Wir sollten alles dafür tun, um eine zweite Welle so gering wie möglich zu halten – oder besser noch – sie ganz zu vermeiden. Unsere Betriebe, unsere Gaststätten und wir alle sind in starkem Maße davon abhängig – nicht zuletzt auch mittelbar durch die wegbrechenden Einnahmen der Gemeinde. Und noch eines ist mir wichtig: Mit Flüchtlingen oder Asylanten hat dieser Ausbruch nichts zu tun. Es hätte auch jede andere Einrichtung treffen können.

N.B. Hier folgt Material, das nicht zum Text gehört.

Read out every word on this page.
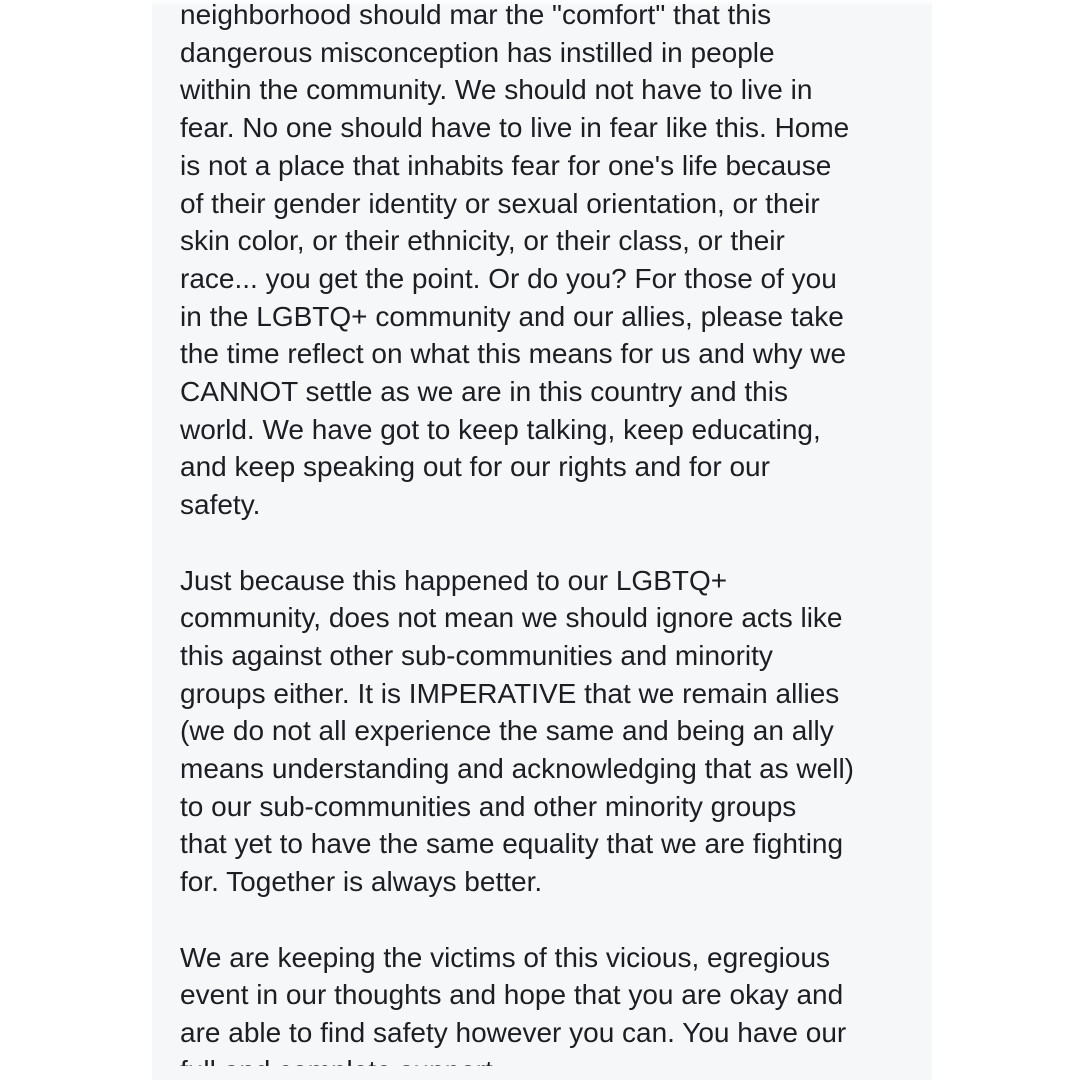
neighborhood should mar the "comfort" that this

dangerous misconception has instilled in people

within the community. We should not have to live in

fear. No one should have to live in fear like this. Home

is not a place that inhabits fear for one's life because

of their gender identity or sexual orientation, or their

skin color, or their ethnicity, or their class, or their

race... you get the point. Or do you? For those of you

in the LGBTQ+ community and our allies, please take

the time reflect on what this means for us and why we

CANNOT settle as we are in this country and this

world. We have got to keep talking, keep educating,

and keep speaking out for our rights and for our

safety.

Just because this happened to our LGBTQ+

community, does not mean we should ignore acts like

this against other sub-communities and minority

groups either. It is IMPERATIVE that we remain allies

(we do not all experience the same and being an ally

means understanding and acknowledging that as well)

to our sub-communities and other minority groups

that yet to have the same equality that we are fighting

for. Together is always better.

We are keeping the victims of this vicious, egregious

event in our thoughts and hope that you are okay and

are able to find safety however you can. You have our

Positiv festzuhalten gilt: die Reaktionskette der Behörden funktioniert schnell, reibungslos und effizient, um eine weitere Ausbreitung zu unterbinden. Dazu gehört auch die konsequente Abverlegung aller positiv Getesteten in eine dafür spezialisierte Einrichtung in Wackersberg (Landkreis Bad Tölz). Ein Sicherheitsdienst rund um die Uhr sorgt dafür, dass die angeordnete Quarantäne eingehalten wird und unsere Gemeinde vor einer Verbreitung bestmöglich geschützt wird.

Ich wünsche Ihnen alles Gute und bleiben Sie gesund!